The Alberta progressive conservative party is promising, if
re-elected, to extend automatic compensation for post-traumatic stress disorder to emergency services personnel. Special treatment for emergency service personnel is not unusual. For example,
certain cancers are automatically compensable for firefighters.
This is likely to be a popular election promise: emergency
services workers are well regarded (they have tough jobs) and the cost of this
promise is relatively low and borne by employers (although, most emergency-service
employers are governments so this is ultimately a tax-funded expenditure).

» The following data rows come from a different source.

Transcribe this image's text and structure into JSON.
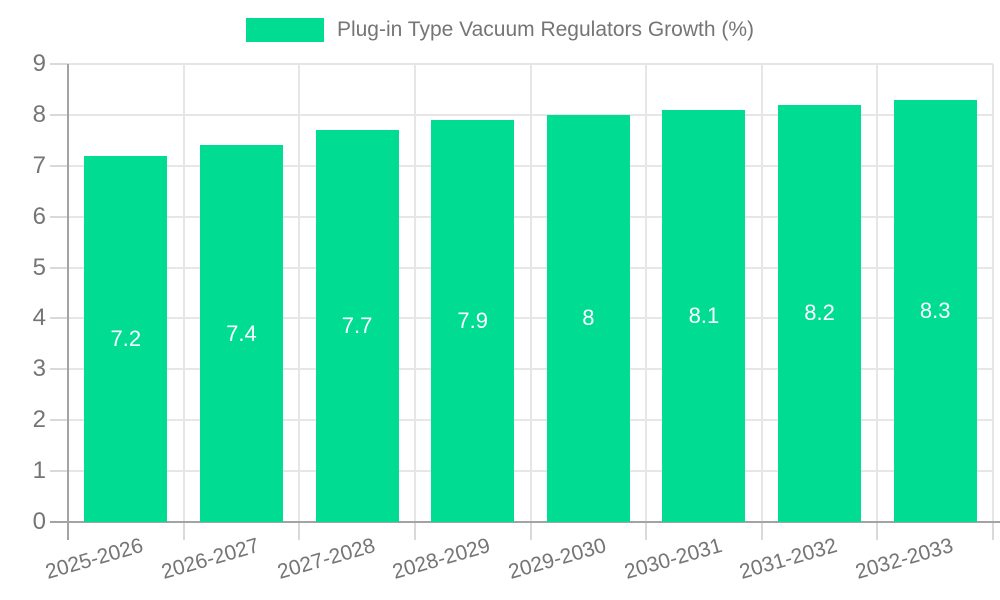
{
  "legend": {
    "label": "Plug-in Type Vacuum Regulators Growth (%)"
  },
  "colors": {
    "bar": "#00DC91",
    "grid": "#e6e6e6",
    "tick": "#d9d9d9",
    "axis": "#a3a3a3",
    "text": "#757575",
    "bar_label": "#ffffff",
    "background": "#ffffff"
  },
  "chart_data": {
    "type": "bar",
    "title": "Plug-in Type Vacuum Regulators Growth (%)",
    "categories": [
      "2025-2026",
      "2026-2027",
      "2027-2028",
      "2028-2029",
      "2029-2030",
      "2030-2031",
      "2031-2032",
      "2032-2033"
    ],
    "values": [
      7.2,
      7.4,
      7.7,
      7.9,
      8,
      8.1,
      8.2,
      8.3
    ],
    "value_labels": [
      "7.2",
      "7.4",
      "7.7",
      "7.9",
      "8",
      "8.1",
      "8.2",
      "8.3"
    ],
    "xlabel": "",
    "ylabel": "",
    "ylim": [
      0,
      9
    ],
    "y_ticks": [
      0,
      1,
      2,
      3,
      4,
      5,
      6,
      7,
      8,
      9
    ],
    "grid": true,
    "legend_position": "top-center"
  }
}
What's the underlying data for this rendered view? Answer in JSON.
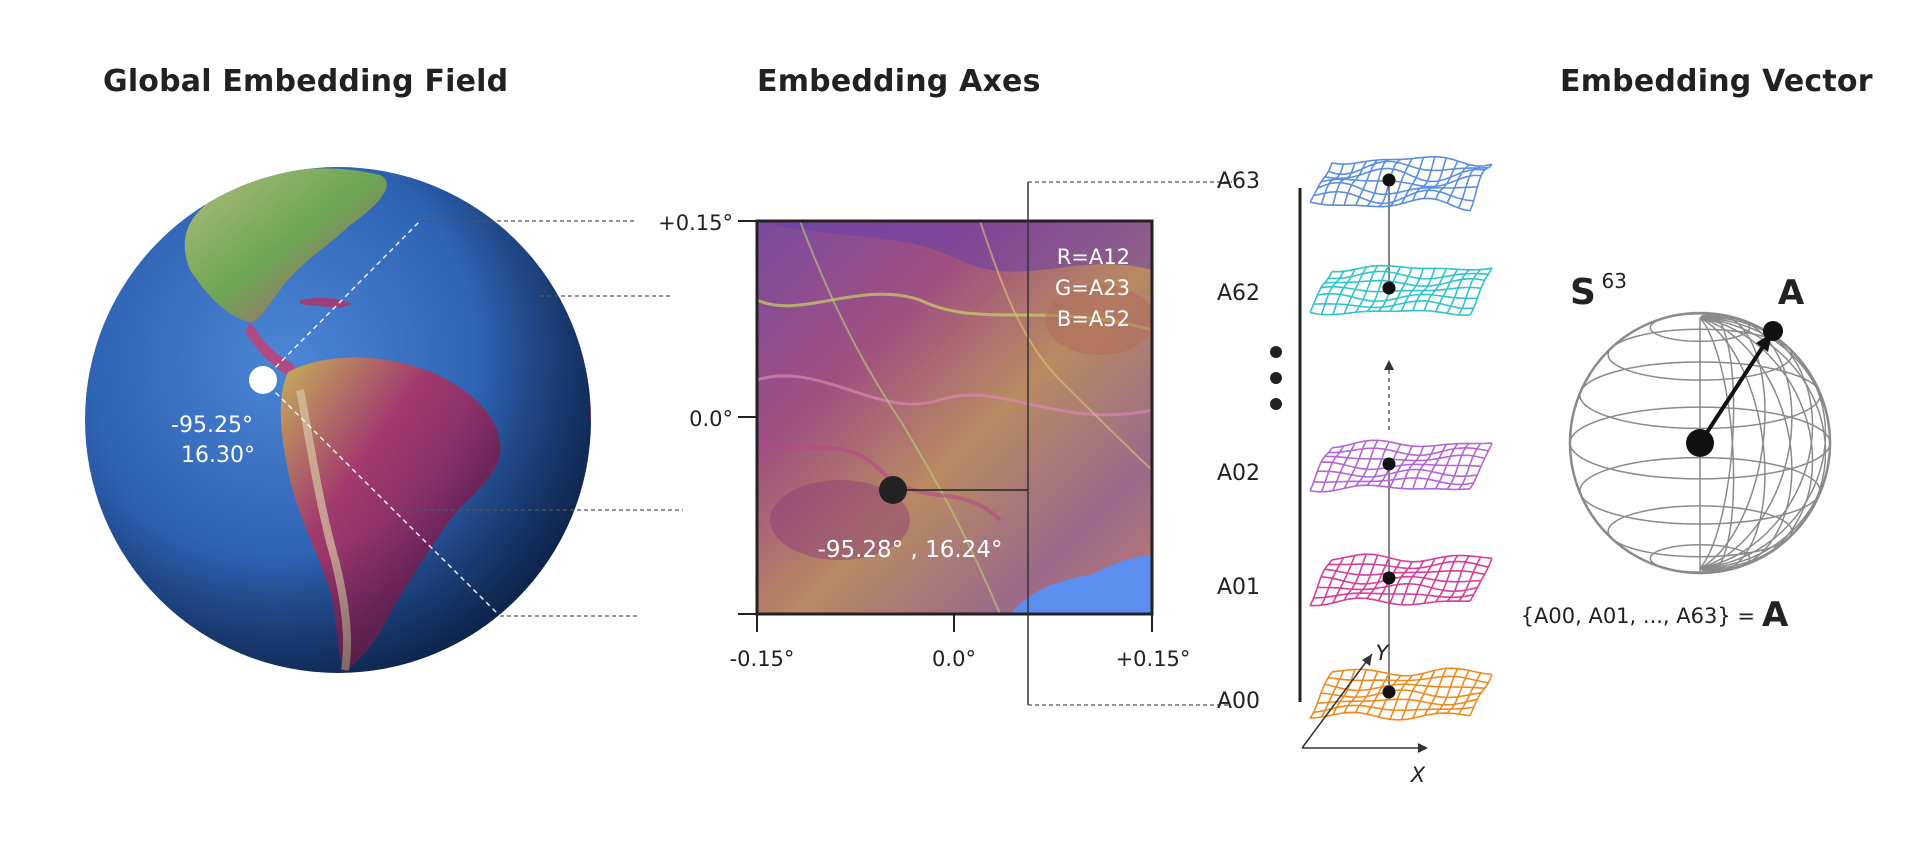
{
  "titles": {
    "global": "Global Embedding Field",
    "axes": "Embedding Axes",
    "vector": "Embedding Vector"
  },
  "globe": {
    "coord_lon": "-95.25°",
    "coord_lat": "16.30°"
  },
  "axes_panel": {
    "y_ticks": [
      "+0.15°",
      "0.0°"
    ],
    "x_ticks": [
      "-0.15°",
      "0.0°",
      "+0.15°"
    ],
    "rgb_legend": [
      "R=A12",
      "G=A23",
      "B=A52"
    ],
    "point_label": "-95.28° , 16.24°"
  },
  "layers": {
    "labels": [
      "A63",
      "A62",
      "A02",
      "A01",
      "A00"
    ],
    "colors": [
      "#5b8ee0",
      "#2fc4cc",
      "#b565d6",
      "#d83d9a",
      "#ee8a1e"
    ],
    "axis_y": "Y",
    "axis_x": "X"
  },
  "vector": {
    "sphere_label": "S",
    "sphere_exp": "63",
    "point_label": "A",
    "formula": "{A00, A01, ..., A63} =",
    "formula_bold": "A"
  }
}
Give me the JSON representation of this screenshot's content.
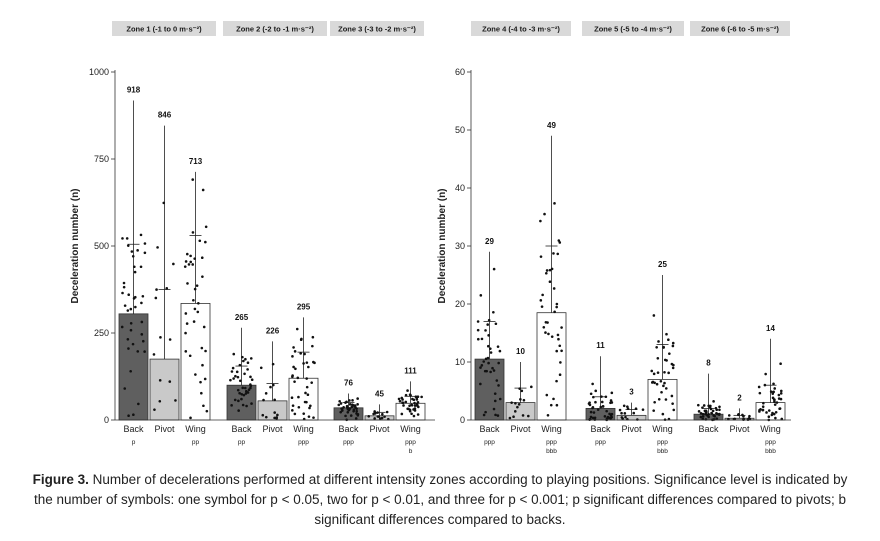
{
  "chart_data": [
    {
      "type": "bar",
      "panel": "left",
      "ylabel": "Deceleration number (n)",
      "ylim": [
        0,
        1000
      ],
      "yticks": [
        0,
        250,
        500,
        750,
        1000
      ],
      "tick_labels": [
        "0",
        "250",
        "500",
        "750",
        "1000"
      ],
      "zones": [
        {
          "label": "Zone 1 (-1 to 0 m·s⁻²)",
          "categories": [
            "Back",
            "Pivot",
            "Wing"
          ],
          "means": [
            305,
            175,
            335
          ],
          "sd": [
            200,
            200,
            195
          ],
          "max": [
            918,
            846,
            713
          ],
          "max_labels": [
            "918",
            "846",
            "713"
          ],
          "sig": [
            "p",
            "",
            "pp"
          ]
        },
        {
          "label": "Zone 2 (-2 to -1 m·s⁻²)",
          "categories": [
            "Back",
            "Pivot",
            "Wing"
          ],
          "means": [
            100,
            55,
            120
          ],
          "sd": [
            55,
            50,
            75
          ],
          "max": [
            265,
            226,
            295
          ],
          "max_labels": [
            "265",
            "226",
            "295"
          ],
          "sig": [
            "pp",
            "",
            "ppp"
          ]
        },
        {
          "label": "Zone 3 (-3 to -2 m·s⁻²)",
          "categories": [
            "Back",
            "Pivot",
            "Wing"
          ],
          "means": [
            35,
            12,
            48
          ],
          "sd": [
            15,
            10,
            20
          ],
          "max": [
            76,
            45,
            111
          ],
          "max_labels": [
            "76",
            "45",
            "111"
          ],
          "sig": [
            "ppp",
            "",
            "ppp\nb"
          ]
        }
      ]
    },
    {
      "type": "bar",
      "panel": "right",
      "ylabel": "Deceleration number (n)",
      "ylim": [
        0,
        60
      ],
      "yticks": [
        0,
        10,
        20,
        30,
        40,
        50,
        60
      ],
      "tick_labels": [
        "0",
        "10",
        "20",
        "30",
        "40",
        "50",
        "60"
      ],
      "zones": [
        {
          "label": "Zone 4 (-4 to -3 m·s⁻²)",
          "categories": [
            "Back",
            "Pivot",
            "Wing"
          ],
          "means": [
            10.5,
            3,
            18.5
          ],
          "sd": [
            6.5,
            2.5,
            11.5
          ],
          "max": [
            29,
            10,
            49
          ],
          "max_labels": [
            "29",
            "10",
            "49"
          ],
          "sig": [
            "ppp",
            "",
            "ppp\nbbb"
          ]
        },
        {
          "label": "Zone 5 (-5 to -4 m·s⁻²)",
          "categories": [
            "Back",
            "Pivot",
            "Wing"
          ],
          "means": [
            2,
            0.8,
            7
          ],
          "sd": [
            2,
            1,
            6
          ],
          "max": [
            11,
            3,
            25
          ],
          "max_labels": [
            "11",
            "3",
            "25"
          ],
          "sig": [
            "ppp",
            "",
            "ppp\nbbb"
          ]
        },
        {
          "label": "Zone 6 (-6 to -5 m·s⁻²)",
          "categories": [
            "Back",
            "Pivot",
            "Wing"
          ],
          "means": [
            1,
            0.3,
            3
          ],
          "sd": [
            1,
            0.5,
            3
          ],
          "max": [
            8,
            2,
            14
          ],
          "max_labels": [
            "8",
            "2",
            "14"
          ],
          "sig": [
            "",
            "",
            "ppp\nbbb"
          ]
        }
      ]
    }
  ],
  "colors": {
    "back": "#5f5f5f",
    "pivot": "#c9c9c9",
    "wing": "#ffffff",
    "header": "#d9d9d9"
  },
  "caption": {
    "label": "Figure 3.",
    "text": "Number of decelerations performed at different intensity zones according to playing positions. Significance level is indicated by the number of symbols: one symbol for p < 0.05, two for p < 0.01, and three for p < 0.001; p significant differences compared to pivots; b significant differences compared to backs."
  }
}
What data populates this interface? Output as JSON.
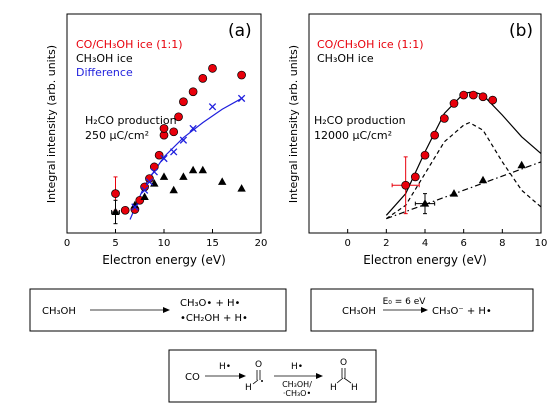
{
  "chart_data": [
    {
      "type": "scatter",
      "panel_label": "(a)",
      "xlabel": "Electron energy (eV)",
      "ylabel": "Integral intensity (arb. units)",
      "xlim": [
        0,
        20
      ],
      "ylim": [
        0,
        10
      ],
      "xticks": [
        "0",
        "5",
        "10",
        "15",
        "20"
      ],
      "legend": [
        {
          "label": "CO/CH₃OH ice (1:1)",
          "color": "#e8000b"
        },
        {
          "label": "CH₃OH ice",
          "color": "#000000"
        },
        {
          "label": "Difference",
          "color": "#1f1fdd"
        }
      ],
      "annotation": [
        "H₂CO production",
        "250 μC/cm²"
      ],
      "series": [
        {
          "name": "CO/CH₃OH ice (1:1)",
          "marker": "circle",
          "x": [
            5,
            6,
            7,
            7.5,
            8,
            8.5,
            9,
            9.5,
            10,
            10,
            11,
            11.5,
            12,
            13,
            14,
            15,
            18
          ],
          "y": [
            1.7,
            0.7,
            0.75,
            1.3,
            2.1,
            2.6,
            3.3,
            4.0,
            5.2,
            5.6,
            5.4,
            6.3,
            7.2,
            7.8,
            8.6,
            9.2,
            8.8
          ],
          "error_points": [
            {
              "x": 5,
              "y": 1.7,
              "xerr": 0.3,
              "yerr": 1.0
            }
          ]
        },
        {
          "name": "CH₃OH ice",
          "marker": "triangle",
          "x": [
            5,
            7,
            8,
            9,
            10,
            11,
            12,
            13,
            14,
            16,
            18
          ],
          "y": [
            0.6,
            1.0,
            1.5,
            2.3,
            2.7,
            1.9,
            2.7,
            3.1,
            3.1,
            2.4,
            2.0
          ],
          "error_points": [
            {
              "x": 5,
              "y": 0.6,
              "xerr": 0.4,
              "yerr": 0.7
            }
          ]
        },
        {
          "name": "Difference",
          "marker": "x",
          "x": [
            7,
            8,
            8.5,
            9,
            10,
            11,
            12,
            13,
            15,
            18
          ],
          "y": [
            0.9,
            1.9,
            2.4,
            3.0,
            3.8,
            4.2,
            4.9,
            5.6,
            6.9,
            7.4
          ]
        }
      ],
      "fit_line": {
        "color": "#1f1fdd",
        "x": [
          6.5,
          8,
          10,
          12,
          14,
          16,
          18
        ],
        "y": [
          0.15,
          2.2,
          3.9,
          5.05,
          5.95,
          6.75,
          7.4
        ]
      }
    },
    {
      "type": "scatter",
      "panel_label": "(b)",
      "xlabel": "Electron energy (eV)",
      "ylabel": "Integral intensity (arb. units)",
      "xlim": [
        -2,
        10
      ],
      "ylim": [
        0,
        10
      ],
      "xticks": [
        "0",
        "2",
        "4",
        "6",
        "8",
        "10"
      ],
      "legend": [
        {
          "label": "CO/CH₃OH ice (1:1)",
          "color": "#e8000b"
        },
        {
          "label": "CH₃OH ice",
          "color": "#000000"
        }
      ],
      "annotation": [
        "H₂CO production",
        "12000 μC/cm²"
      ],
      "series": [
        {
          "name": "CO/CH₃OH ice (1:1)",
          "marker": "circle",
          "x": [
            3,
            3.5,
            4,
            4.5,
            5,
            5.5,
            6,
            6.5,
            7,
            7.5
          ],
          "y": [
            2.2,
            2.7,
            4.0,
            5.2,
            6.2,
            7.1,
            7.6,
            7.6,
            7.5,
            7.3
          ],
          "error_points": [
            {
              "x": 3,
              "y": 2.2,
              "xerr": 0.7,
              "yerr": 1.7
            }
          ]
        },
        {
          "name": "CH₃OH ice",
          "marker": "triangle",
          "x": [
            4,
            5.5,
            7,
            9
          ],
          "y": [
            1.1,
            1.7,
            2.5,
            3.4
          ],
          "error_points": [
            {
              "x": 4,
              "y": 1.1,
              "xerr": 0.5,
              "yerr": 0.6
            }
          ]
        }
      ],
      "curves": [
        {
          "style": "solid",
          "x": [
            2,
            3,
            4,
            5,
            6,
            6.5,
            7,
            8,
            9,
            10
          ],
          "y": [
            0.4,
            1.7,
            4.2,
            6.5,
            7.7,
            7.8,
            7.6,
            6.4,
            5.1,
            4.1
          ]
        },
        {
          "style": "dashed",
          "x": [
            2,
            3,
            4,
            5,
            6,
            6.3,
            7,
            8,
            9,
            10
          ],
          "y": [
            0.2,
            1.0,
            2.9,
            4.8,
            5.8,
            5.95,
            5.5,
            3.6,
            1.9,
            0.9
          ]
        },
        {
          "style": "dashdot",
          "x": [
            2,
            10
          ],
          "y": [
            0.2,
            3.6
          ]
        }
      ]
    }
  ],
  "reactions": {
    "a": {
      "reactant": "CH₃OH",
      "product1": "CH₃O• + H•",
      "product2": "•CH₂OH + H•"
    },
    "b": {
      "reactant": "CH₃OH",
      "arrow_label": "E₀ = 6 eV",
      "product": "CH₃O⁻ + H•"
    },
    "c": {
      "start": "CO",
      "arrow1_label": "H•",
      "intermediate_h": "H",
      "intermediate_o": "O",
      "arrow2_label": "H•",
      "arrow2_sub1": "CH₃OH/",
      "arrow2_sub2": "·CH₃O•",
      "final_h1": "H",
      "final_h2": "H",
      "final_o": "O"
    }
  }
}
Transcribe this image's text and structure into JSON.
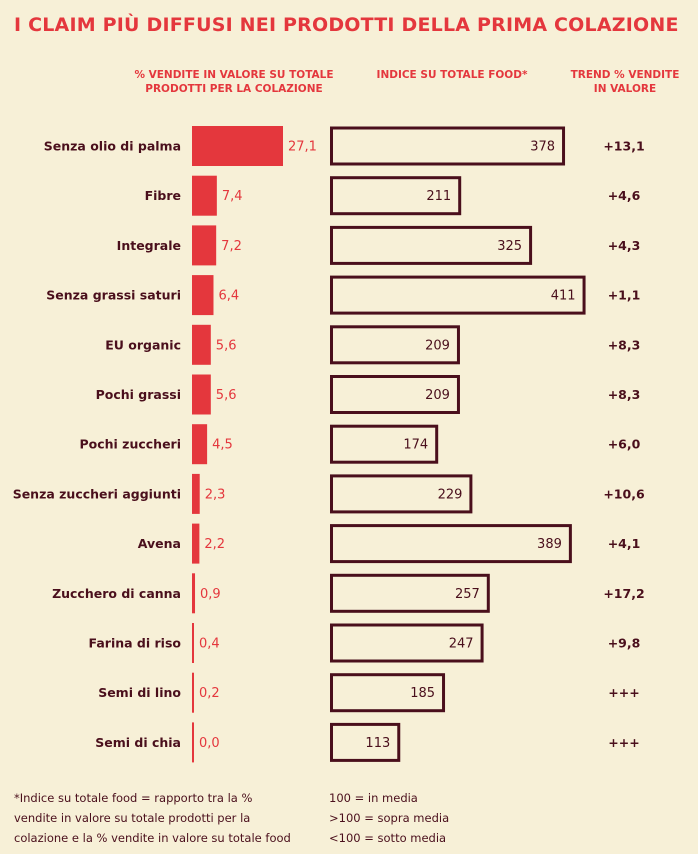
{
  "title": "I CLAIM PIÙ DIFFUSI NEI PRODOTTI DELLA PRIMA COLAZIONE",
  "headers": {
    "share_line1": "% VENDITE IN VALORE SU TOTALE",
    "share_line2": "PRODOTTI PER LA COLAZIONE",
    "index": "INDICE SU TOTALE FOOD*",
    "trend_line1": "TREND % VENDITE",
    "trend_line2": "IN VALORE"
  },
  "colors": {
    "accent": "#e4373d",
    "dark": "#4a0f1c",
    "background": "#f7f0d7"
  },
  "chart_data": {
    "type": "bar",
    "title": "I CLAIM PIÙ DIFFUSI NEI PRODOTTI DELLA PRIMA COLAZIONE",
    "categories": [
      "Senza olio di palma",
      "Fibre",
      "Integrale",
      "Senza grassi saturi",
      "EU organic",
      "Pochi grassi",
      "Pochi zuccheri",
      "Senza zuccheri aggiunti",
      "Avena",
      "Zucchero di canna",
      "Farina di riso",
      "Semi di lino",
      "Semi di chia"
    ],
    "series": [
      {
        "name": "% VENDITE IN VALORE SU TOTALE PRODOTTI PER LA COLAZIONE",
        "values": [
          27.1,
          7.4,
          7.2,
          6.4,
          5.6,
          5.6,
          4.5,
          2.3,
          2.2,
          0.9,
          0.4,
          0.2,
          0.0
        ],
        "labels": [
          "27,1",
          "7,4",
          "7,2",
          "6,4",
          "5,6",
          "5,6",
          "4,5",
          "2,3",
          "2,2",
          "0,9",
          "0,4",
          "0,2",
          "0,0"
        ]
      },
      {
        "name": "INDICE SU TOTALE FOOD*",
        "values": [
          378,
          211,
          325,
          411,
          209,
          209,
          174,
          229,
          389,
          257,
          247,
          185,
          113
        ],
        "labels": [
          "378",
          "211",
          "325",
          "411",
          "209",
          "209",
          "174",
          "229",
          "389",
          "257",
          "247",
          "185",
          "113"
        ]
      },
      {
        "name": "TREND % VENDITE IN VALORE",
        "labels": [
          "+13,1",
          "+4,6",
          "+4,3",
          "+1,1",
          "+8,3",
          "+8,3",
          "+6,0",
          "+10,6",
          "+4,1",
          "+17,2",
          "+9,8",
          "+++",
          "+++"
        ]
      }
    ]
  },
  "footnote": {
    "left": [
      "*Indice su totale food = rapporto tra la %",
      "vendite in valore su totale prodotti per la",
      "colazione e la % vendite in valore su totale food"
    ],
    "right": [
      "100 = in media",
      ">100 = sopra media",
      "<100 = sotto media"
    ]
  }
}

While I’m sure I’ll take some heat for saying this, I find
this proposal (the sole health and safety plank in the PC platform) to be
pretty disappointing. It would be much more meaningful if the conservative
party took action on either Premier Redford’s promise to extend basic safety rights to farm workers or on Thomas Lukaszuk’s promise to finally ticket unsafe employers. Instead, the PCs make a small-potatoes promise to a group of workers who are already relatively privileged.
This isn’t, however, surprising. The PCs have always been the
party of business and the rest of the PC platform on labour (pp. 28-30) reflects
this. It includes sops to the tarsand and construction industries (more migrant
workers and weaker labour laws to "secur(e) the promise of Alberta's future"!) and some further meaningless platitudes about improving aboriginal employment.